A comprehensive characterization of hippocampal feature ensemble serves as individualized brain signature for Alzheimer's disease: deep learning analysis in 3238 participants worldwide.

Abstract

Hippocampal characterization is one of the most significant hallmarks of Alzheimer's disease (AD); rather, the single-level feature is insufficient. A comprehensive hippocampal characterization is pivotal for developing a well-performing biomarker for AD. To verify whether a comprehensive characterization of hippocampal features of gray matter volume, segmentation probability, and radiomics features could better distinguish AD from normal control (NC), and to investigate whether the classification decision score could serve as a robust and individualized brain signature. A total of 3238 participants' structural MRI from four independent databases were employed to conduct a 3D residual attention network (3DRA-Net) to classify NC, mild cognitive impairment (MCI), and AD. The generalization was validated under inter-database cross-validation. The neurobiological basis of the classification decision score as a neuroimaging biomarker was systematically investigated by association with clinical profiles, as well as longitudinal trajectory analysis to reveal AD progression. All image analyses were performed only upon the single modality of T1-weighted MRI. Our study exhibited an outstanding performance (ACC = 91.6%, AUC = 0.95) of the comprehensive characterization of hippocampal features in distinguishing AD (n = 282) from NC (n = 603) in Alzheimer's Disease Neuroimaging Initiative cohort, and ACC = 89.2% and AUC = 0.93 under external validation.
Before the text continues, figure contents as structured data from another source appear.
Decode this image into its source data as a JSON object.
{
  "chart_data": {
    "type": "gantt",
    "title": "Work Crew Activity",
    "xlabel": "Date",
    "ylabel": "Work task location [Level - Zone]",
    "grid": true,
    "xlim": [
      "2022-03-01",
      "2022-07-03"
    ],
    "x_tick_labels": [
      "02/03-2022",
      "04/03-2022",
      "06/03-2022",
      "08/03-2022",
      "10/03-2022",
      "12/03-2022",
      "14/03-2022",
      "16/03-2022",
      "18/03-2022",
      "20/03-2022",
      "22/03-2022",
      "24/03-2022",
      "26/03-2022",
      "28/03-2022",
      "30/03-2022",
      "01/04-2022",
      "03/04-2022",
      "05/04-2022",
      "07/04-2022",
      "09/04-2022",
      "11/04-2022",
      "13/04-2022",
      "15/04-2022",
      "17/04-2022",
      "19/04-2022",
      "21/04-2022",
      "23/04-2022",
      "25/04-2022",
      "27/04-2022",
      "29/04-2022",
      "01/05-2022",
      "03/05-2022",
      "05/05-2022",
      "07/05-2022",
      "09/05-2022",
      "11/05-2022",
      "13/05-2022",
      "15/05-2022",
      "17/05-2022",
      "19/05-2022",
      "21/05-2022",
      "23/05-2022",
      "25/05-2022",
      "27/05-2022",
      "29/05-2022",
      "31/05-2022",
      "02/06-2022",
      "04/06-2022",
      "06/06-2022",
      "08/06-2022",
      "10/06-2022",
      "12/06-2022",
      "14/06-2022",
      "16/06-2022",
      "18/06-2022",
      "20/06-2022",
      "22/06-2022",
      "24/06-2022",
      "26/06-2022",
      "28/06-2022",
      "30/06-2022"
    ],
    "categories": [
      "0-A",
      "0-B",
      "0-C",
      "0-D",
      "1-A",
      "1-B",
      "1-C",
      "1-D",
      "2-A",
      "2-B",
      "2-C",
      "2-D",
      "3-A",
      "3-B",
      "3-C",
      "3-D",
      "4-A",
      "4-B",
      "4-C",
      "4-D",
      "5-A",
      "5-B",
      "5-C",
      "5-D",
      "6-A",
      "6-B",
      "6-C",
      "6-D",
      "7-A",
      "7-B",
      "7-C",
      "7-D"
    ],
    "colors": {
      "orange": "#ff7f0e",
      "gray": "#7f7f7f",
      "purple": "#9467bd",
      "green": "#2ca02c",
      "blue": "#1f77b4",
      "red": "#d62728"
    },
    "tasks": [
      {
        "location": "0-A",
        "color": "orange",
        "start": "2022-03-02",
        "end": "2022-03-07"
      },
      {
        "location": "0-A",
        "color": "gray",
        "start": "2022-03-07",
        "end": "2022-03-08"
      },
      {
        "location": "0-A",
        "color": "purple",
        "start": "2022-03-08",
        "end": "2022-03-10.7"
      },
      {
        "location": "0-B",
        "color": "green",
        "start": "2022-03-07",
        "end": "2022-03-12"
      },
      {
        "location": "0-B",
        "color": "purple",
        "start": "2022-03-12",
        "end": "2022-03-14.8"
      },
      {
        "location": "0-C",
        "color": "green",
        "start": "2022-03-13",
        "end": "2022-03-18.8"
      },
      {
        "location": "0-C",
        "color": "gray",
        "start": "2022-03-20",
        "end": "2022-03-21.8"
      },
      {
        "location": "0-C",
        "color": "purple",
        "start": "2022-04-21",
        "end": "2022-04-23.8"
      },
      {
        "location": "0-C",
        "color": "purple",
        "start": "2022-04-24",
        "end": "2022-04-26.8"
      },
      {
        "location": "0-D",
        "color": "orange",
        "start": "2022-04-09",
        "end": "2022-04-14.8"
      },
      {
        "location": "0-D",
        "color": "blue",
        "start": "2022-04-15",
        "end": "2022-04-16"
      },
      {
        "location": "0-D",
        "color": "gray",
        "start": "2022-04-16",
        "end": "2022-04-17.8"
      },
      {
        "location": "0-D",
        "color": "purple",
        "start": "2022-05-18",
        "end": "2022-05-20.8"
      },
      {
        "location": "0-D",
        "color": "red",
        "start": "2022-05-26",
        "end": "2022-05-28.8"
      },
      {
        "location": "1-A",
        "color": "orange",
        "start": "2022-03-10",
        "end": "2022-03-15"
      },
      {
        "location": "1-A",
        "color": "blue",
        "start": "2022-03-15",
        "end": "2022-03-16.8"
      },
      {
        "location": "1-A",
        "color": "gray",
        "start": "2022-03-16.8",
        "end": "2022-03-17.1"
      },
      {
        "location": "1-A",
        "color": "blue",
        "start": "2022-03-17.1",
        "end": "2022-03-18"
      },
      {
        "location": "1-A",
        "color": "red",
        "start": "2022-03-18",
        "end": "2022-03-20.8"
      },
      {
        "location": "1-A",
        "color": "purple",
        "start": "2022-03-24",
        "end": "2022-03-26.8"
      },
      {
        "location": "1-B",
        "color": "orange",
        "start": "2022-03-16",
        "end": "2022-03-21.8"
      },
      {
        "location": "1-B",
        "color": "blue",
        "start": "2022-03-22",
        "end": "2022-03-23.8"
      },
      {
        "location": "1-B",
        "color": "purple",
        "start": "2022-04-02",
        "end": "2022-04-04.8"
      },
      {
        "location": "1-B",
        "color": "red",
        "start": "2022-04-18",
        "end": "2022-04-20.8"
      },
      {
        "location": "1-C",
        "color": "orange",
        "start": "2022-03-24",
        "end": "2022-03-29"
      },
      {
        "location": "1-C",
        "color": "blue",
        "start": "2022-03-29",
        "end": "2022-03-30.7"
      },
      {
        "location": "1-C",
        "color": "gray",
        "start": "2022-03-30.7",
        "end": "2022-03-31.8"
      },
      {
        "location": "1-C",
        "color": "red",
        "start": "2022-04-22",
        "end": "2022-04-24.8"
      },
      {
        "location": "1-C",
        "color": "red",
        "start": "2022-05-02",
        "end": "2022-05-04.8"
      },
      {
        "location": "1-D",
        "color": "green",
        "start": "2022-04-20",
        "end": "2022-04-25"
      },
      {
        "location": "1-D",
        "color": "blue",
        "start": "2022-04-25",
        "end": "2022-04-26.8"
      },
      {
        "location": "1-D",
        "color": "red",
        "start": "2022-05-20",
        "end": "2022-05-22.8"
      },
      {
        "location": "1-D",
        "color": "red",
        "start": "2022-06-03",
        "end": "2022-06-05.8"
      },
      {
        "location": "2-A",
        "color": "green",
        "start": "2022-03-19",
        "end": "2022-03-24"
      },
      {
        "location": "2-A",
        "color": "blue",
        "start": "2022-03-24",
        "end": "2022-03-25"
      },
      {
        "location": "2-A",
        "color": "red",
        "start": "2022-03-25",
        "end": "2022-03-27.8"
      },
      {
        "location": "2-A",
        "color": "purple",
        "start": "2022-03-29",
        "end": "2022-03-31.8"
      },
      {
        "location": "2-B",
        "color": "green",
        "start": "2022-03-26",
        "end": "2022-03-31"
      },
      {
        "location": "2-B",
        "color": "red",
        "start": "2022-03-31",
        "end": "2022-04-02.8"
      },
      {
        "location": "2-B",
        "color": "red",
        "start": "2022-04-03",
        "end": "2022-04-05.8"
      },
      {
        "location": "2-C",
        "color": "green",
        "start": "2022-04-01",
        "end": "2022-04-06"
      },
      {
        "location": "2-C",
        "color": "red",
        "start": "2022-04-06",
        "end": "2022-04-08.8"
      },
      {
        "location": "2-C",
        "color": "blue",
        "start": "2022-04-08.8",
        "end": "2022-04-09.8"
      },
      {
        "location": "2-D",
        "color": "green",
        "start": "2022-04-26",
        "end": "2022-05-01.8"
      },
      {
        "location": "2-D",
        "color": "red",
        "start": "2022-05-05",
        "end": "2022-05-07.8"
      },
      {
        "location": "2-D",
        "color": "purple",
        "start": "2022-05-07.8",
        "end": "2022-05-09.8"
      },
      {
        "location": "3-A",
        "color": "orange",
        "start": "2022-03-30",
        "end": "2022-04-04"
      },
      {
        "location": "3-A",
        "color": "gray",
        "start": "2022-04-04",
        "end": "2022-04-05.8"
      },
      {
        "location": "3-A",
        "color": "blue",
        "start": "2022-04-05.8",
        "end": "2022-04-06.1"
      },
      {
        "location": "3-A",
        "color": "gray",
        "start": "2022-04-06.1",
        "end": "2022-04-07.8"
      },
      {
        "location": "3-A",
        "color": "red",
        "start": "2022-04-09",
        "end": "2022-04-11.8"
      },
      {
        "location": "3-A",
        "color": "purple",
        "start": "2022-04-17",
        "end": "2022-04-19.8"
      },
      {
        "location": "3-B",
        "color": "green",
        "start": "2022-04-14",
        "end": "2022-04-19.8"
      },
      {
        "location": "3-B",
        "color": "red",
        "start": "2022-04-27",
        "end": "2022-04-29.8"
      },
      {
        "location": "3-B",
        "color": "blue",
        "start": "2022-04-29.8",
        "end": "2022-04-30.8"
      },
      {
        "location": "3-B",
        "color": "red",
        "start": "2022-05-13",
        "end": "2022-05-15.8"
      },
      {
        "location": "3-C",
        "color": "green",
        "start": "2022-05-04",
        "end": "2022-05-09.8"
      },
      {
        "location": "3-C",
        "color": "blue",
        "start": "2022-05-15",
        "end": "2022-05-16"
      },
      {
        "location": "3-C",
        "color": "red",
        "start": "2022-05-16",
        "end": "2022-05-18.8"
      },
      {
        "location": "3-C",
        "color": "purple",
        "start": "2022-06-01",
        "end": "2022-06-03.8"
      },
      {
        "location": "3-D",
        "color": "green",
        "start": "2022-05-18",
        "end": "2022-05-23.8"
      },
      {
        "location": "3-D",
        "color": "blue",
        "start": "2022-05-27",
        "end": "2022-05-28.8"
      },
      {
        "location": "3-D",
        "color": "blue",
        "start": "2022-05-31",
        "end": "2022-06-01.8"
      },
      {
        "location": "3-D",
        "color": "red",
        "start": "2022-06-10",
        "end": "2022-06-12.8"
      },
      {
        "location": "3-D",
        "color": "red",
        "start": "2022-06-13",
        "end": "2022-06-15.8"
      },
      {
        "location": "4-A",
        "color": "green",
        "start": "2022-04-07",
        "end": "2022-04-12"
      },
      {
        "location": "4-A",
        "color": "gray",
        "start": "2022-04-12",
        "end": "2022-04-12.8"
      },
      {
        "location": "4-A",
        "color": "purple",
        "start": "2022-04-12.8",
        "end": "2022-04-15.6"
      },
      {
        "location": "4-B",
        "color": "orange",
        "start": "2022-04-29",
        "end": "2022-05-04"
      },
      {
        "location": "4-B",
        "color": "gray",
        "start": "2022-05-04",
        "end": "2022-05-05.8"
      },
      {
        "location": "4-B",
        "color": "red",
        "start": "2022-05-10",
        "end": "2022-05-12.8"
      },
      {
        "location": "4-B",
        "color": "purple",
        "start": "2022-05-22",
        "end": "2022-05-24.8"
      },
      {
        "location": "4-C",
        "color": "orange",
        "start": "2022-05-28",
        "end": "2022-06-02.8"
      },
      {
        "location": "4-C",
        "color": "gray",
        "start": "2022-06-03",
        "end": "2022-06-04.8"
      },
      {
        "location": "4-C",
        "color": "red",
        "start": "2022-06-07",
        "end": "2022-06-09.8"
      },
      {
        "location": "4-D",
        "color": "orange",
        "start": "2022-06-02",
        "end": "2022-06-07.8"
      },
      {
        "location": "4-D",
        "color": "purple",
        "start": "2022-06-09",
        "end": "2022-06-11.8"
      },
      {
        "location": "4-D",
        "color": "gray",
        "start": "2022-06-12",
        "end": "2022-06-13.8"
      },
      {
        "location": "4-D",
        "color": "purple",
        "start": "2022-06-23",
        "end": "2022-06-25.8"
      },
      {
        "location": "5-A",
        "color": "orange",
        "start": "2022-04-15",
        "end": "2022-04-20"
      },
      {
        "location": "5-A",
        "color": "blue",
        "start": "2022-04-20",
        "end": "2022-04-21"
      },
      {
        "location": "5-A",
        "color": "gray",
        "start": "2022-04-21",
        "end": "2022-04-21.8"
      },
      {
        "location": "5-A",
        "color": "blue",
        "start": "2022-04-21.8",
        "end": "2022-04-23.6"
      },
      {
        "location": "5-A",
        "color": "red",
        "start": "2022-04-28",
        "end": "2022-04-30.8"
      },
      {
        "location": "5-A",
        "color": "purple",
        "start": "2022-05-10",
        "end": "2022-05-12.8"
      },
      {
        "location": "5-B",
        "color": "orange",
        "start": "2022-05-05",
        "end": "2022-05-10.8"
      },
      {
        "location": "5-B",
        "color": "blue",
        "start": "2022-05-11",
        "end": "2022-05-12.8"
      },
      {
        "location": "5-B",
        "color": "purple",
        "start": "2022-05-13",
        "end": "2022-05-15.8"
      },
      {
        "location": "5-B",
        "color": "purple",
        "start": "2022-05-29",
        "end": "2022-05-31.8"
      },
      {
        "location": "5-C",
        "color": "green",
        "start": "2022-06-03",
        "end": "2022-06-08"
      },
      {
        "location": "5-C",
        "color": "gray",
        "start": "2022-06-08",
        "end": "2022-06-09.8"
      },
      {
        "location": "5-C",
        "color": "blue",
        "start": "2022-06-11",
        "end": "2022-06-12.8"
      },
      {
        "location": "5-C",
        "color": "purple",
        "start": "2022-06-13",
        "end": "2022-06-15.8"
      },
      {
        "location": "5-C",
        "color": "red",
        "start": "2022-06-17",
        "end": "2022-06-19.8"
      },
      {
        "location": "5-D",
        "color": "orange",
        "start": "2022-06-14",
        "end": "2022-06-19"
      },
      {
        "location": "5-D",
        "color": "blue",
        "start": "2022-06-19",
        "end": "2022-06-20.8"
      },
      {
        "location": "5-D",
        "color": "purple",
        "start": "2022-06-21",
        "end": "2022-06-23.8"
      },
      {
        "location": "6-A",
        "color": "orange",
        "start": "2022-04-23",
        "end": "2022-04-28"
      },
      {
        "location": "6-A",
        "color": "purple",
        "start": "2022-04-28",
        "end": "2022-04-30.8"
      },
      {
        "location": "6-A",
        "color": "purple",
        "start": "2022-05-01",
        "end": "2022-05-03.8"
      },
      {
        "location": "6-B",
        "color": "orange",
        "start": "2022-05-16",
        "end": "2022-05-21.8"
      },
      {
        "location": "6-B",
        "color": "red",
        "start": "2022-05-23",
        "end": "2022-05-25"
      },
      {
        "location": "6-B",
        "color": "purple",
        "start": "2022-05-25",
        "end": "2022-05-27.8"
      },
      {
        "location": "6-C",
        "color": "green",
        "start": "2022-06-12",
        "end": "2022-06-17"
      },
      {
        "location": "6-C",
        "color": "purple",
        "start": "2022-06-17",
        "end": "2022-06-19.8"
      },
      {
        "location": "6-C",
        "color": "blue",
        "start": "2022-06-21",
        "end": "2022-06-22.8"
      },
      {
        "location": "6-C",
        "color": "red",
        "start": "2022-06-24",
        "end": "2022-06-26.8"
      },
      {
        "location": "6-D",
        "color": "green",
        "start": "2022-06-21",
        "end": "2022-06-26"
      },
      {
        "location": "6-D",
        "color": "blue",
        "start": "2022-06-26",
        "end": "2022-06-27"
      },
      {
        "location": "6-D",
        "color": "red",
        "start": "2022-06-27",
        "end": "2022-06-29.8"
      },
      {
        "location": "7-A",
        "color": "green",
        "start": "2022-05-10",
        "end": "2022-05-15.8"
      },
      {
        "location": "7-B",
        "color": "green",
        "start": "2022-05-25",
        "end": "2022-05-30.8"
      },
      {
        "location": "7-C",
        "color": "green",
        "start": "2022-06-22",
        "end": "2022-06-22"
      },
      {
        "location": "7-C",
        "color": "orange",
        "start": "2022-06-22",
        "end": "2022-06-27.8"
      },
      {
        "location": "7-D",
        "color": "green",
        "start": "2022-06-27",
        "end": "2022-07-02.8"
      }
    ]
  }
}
More importantly, the constructed score was significantly correlated with clinical profiles (p < 0.05), and dynamically altered over the AD longitudinal progression, provided compelling evidence of a solid neurobiological basis. This systemic study highlights the potential of the comprehensive characterization of hippocampal features to provide an individualized, generalizable, and biologically plausible neuroimaging biomarker for early detection of AD. • The comprehensive characterization of hippocampal features exhibited ACC = 91.6% (AUC = 0.95) in classifying AD from NC under intra-database cross-validation, and ACC = 89.2% (AUC = 0.93) in external validation. • The constructed classification score was significantly associated with clinical profiles, and dynamically altered over the AD longitudinal progression, which highlighted its potential of being an individualized, generalizable, and biologically plausible neuroimaging biomarker for early detection of AD.